About 30 billion euros ($34 billion) has been wiped off the pesticides and drugs firm's market value since August, when a U.S. jury found Bayer liable because Monsanto, which it bought for $63 billion last year, had not warned of alleged cancer risks linked to its weedkiller Roundup.
Bayer suffered a similar courtroom defeat last month and more than 11,000 plaintiffs are claiming damages.
BlackRock, which latest filings show owns 7.2 percent of Bayer's voting rights, plans to either abstain from or vote against ratifying the management board's actions during the year under review, the sources said.
The largely symbolic vote of confidence "will send a message to the board" that BlackRock is not happy with the way Bayer's management handled the Monsanto deal, one of the sources said.
Recent defeats in U.S. courts, which Bayer is appealing, have shed a new light on Bayer's assessment of the legal risks it took with the Monsanto deal, the source added.
A vote to ratify the board's actions features prominently at every German AGM. It has no bearing on management's liability, but is seen as a key gauge of shareholder sentiment.
Bayer's management, led by CEO Werner Baumann, could see an embarrassing plunge in approval ratings, down from 97 percent at last year's AGM https://www.investor.bayer.de/en/events/stockholders-meeting/asm-2018, which was held shortly before the Monsanto takeover was closed in June.
Asset management firm Deka, among Bayer's largest German investors, said over the weekend it would vote against ratifying management's action, having voiced sharp criticism earlier this month.

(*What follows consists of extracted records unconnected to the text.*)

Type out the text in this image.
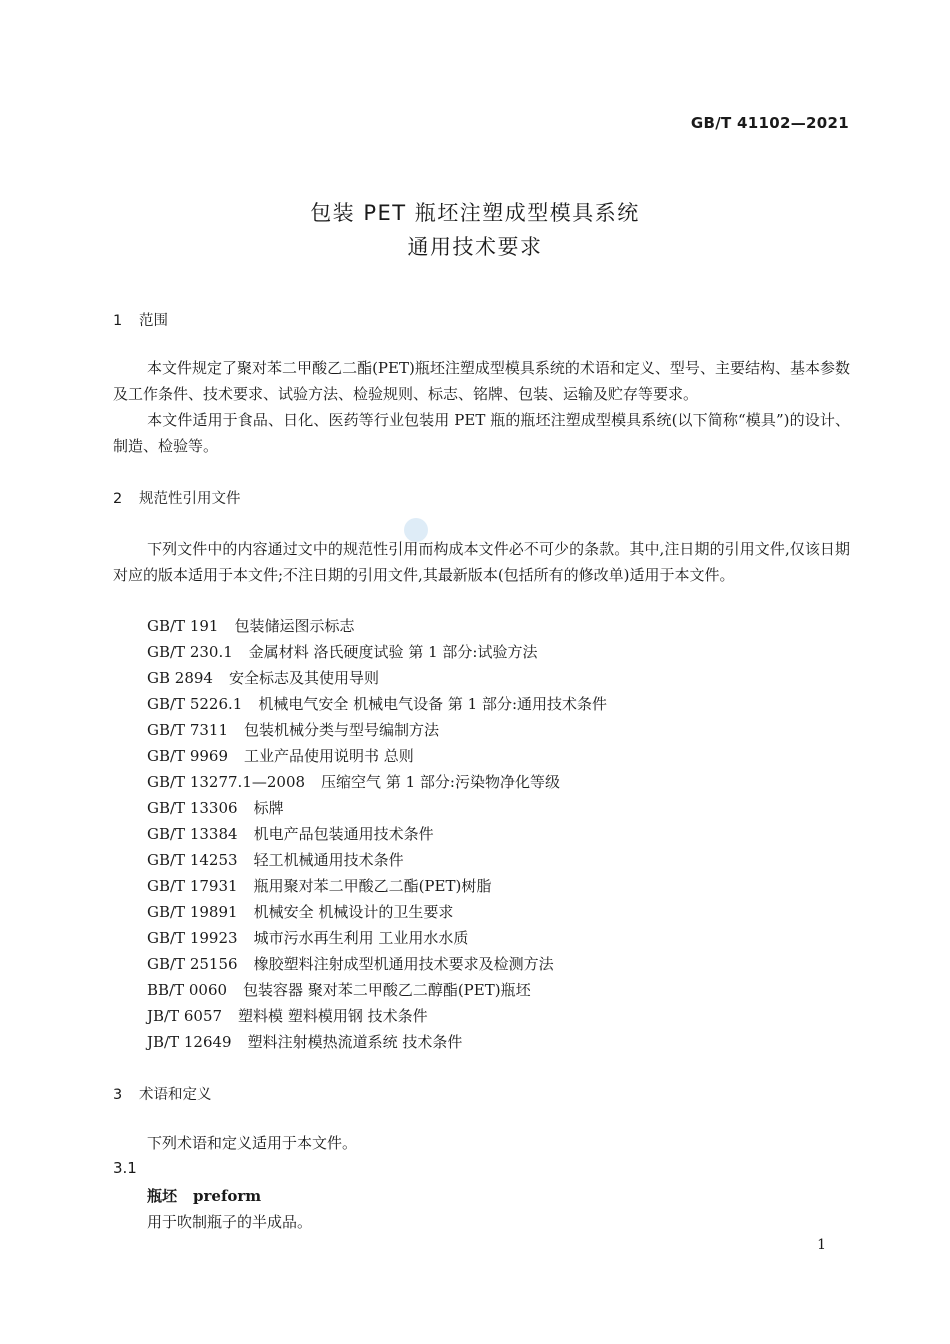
GB/T 41102—2021
包装 PET 瓶坯注塑成型模具系统
通用技术要求
1 范围
本文件规定了聚对苯二甲酸乙二酯(PET)瓶坯注塑成型模具系统的术语和定义、型号、主要结构、基本参数及工作条件、技术要求、试验方法、检验规则、标志、铭牌、包装、运输及贮存等要求。
本文件适用于食品、日化、医药等行业包装用 PET 瓶的瓶坯注塑成型模具系统(以下简称“模具”)的设计、制造、检验等。
2 规范性引用文件
下列文件中的内容通过文中的规范性引用而构成本文件必不可少的条款。其中,注日期的引用文件,仅该日期对应的版本适用于本文件;不注日期的引用文件,其最新版本(包括所有的修改单)适用于本文件。
GB/T 191 包装储运图示标志
GB/T 230.1 金属材料 洛氏硬度试验 第 1 部分:试验方法
GB 2894 安全标志及其使用导则
GB/T 5226.1 机械电气安全 机械电气设备 第 1 部分:通用技术条件
GB/T 7311 包装机械分类与型号编制方法
GB/T 9969 工业产品使用说明书 总则
GB/T 13277.1—2008 压缩空气 第 1 部分:污染物净化等级
GB/T 13306 标牌
GB/T 13384 机电产品包装通用技术条件
GB/T 14253 轻工机械通用技术条件
GB/T 17931 瓶用聚对苯二甲酸乙二酯(PET)树脂
GB/T 19891 机械安全 机械设计的卫生要求
GB/T 19923 城市污水再生利用 工业用水水质
GB/T 25156 橡胶塑料注射成型机通用技术要求及检测方法
BB/T 0060 包装容器 聚对苯二甲酸乙二醇酯(PET)瓶坯
JB/T 6057 塑料模 塑料模用钢 技术条件
JB/T 12649 塑料注射模热流道系统 技术条件
3 术语和定义
下列术语和定义适用于本文件。
3.1
瓶坯 preform
用于吹制瓶子的半成品。
1
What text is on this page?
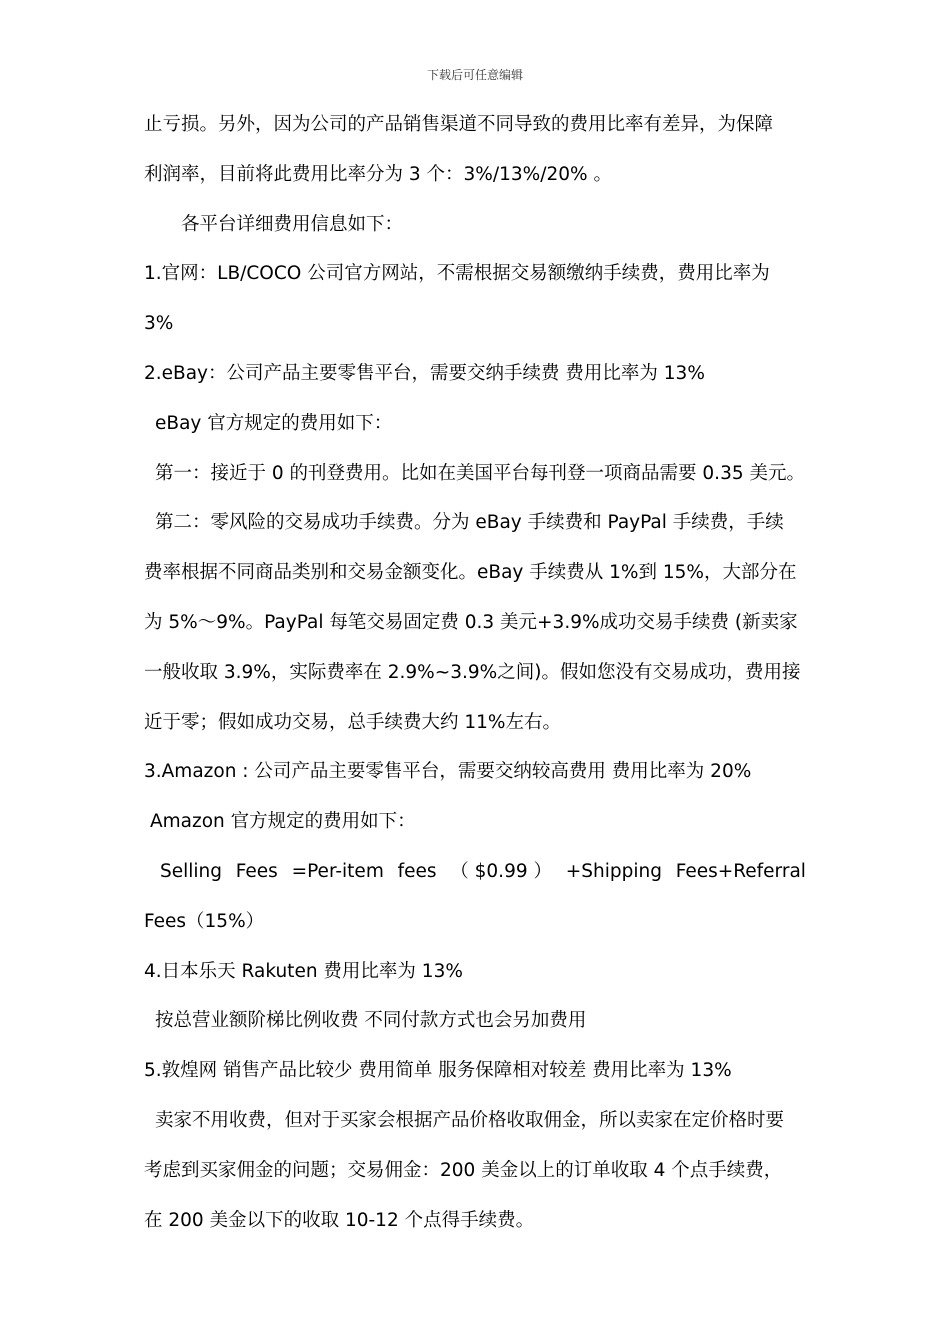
下载后可任意编辑
止亏损。另外，因为公司的产品销售渠道不同导致的费用比率有差异，为保障
利润率，目前将此费用比率分为 3 个：3%/13%/20% 。
各平台详细费用信息如下：
1.官网：LB/COCO 公司官方网站，不需根据交易额缴纳手续费，费用比率为
3%
2.eBay：公司产品主要零售平台，需要交纳手续费 费用比率为 13%
eBay 官方规定的费用如下：
第一：接近于 0 的刊登费用。比如在美国平台每刊登一项商品需要 0.35 美元。
第二：零风险的交易成功手续费。分为 eBay 手续费和 PayPal 手续费，手续
费率根据不同商品类别和交易金额变化。eBay 手续费从 1%到 15%，大部分在
为 5%～9%。PayPal 每笔交易固定费 0.3 美元+3.9%成功交易手续费 (新卖家
一般收取 3.9%，实际费率在 2.9%~3.9%之间)。假如您没有交易成功，费用接
近于零；假如成功交易，总手续费大约 11%左右。
3.Amazon : 公司产品主要零售平台，需要交纳较高费用 费用比率为 20%
Amazon 官方规定的费用如下：
Selling Fees =Per-item fees （ $0.99 ） +Shipping Fees+Referral
Fees（15%）
4.日本乐天 Rakuten 费用比率为 13%
按总营业额阶梯比例收费 不同付款方式也会另加费用
5.敦煌网 销售产品比较少 费用简单 服务保障相对较差 费用比率为 13%
卖家不用收费，但对于买家会根据产品价格收取佣金，所以卖家在定价格时要
考虑到买家佣金的问题；交易佣金：200 美金以上的订单收取 4 个点手续费，
在 200 美金以下的收取 10-12 个点得手续费。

Also this month, shareholder advisory firms Institutional Shareholder Services (ISS) and Glass Lewis recommended investors not to give the executive board their seal of approval.
Singapore state investor Temasek and Norway's oil fund, Bayer's next two biggest shareholders after BlackRock, both declined to comment on their voting intentions.
Major Frankfurt-based asset managers DWS and Union Investment also would not disclose their plans.
Approval ratings of more than 95 percent have long been the norm at German AGMs but international investors have become more critical over recent years.
In a recent low for a company leadership team, former Deutsche Bank co-CEOs Anshu Jain and Juergen Fitschen scored approval ratings of 61 percent during the bank's 2015 AGM. Both announced their resignation within weeks.
Company filings showed this month that Bayer's supervisory board sought law firm Linklaters' expert opinion for reassurance that management had complied with its duties when acquiring Monsanto.
Non-executive Chairman Werner Wenning has come out in strong support of the top executive team and its decision to pursue the Monsanto deal. Sources have said the Wenning himself was a driving force behind the transaction.
The U.S. Environmental Protection Agency, the European Chemicals Agency and other regulators across the globe have found that glyphosate, the active ingredient in Roundup, is not likely carcinogenic to humans. However, the World Health Organization's cancer arm in 2015 reached a different conclusion, classifying glyphosate as "probably carcinogenic to humans."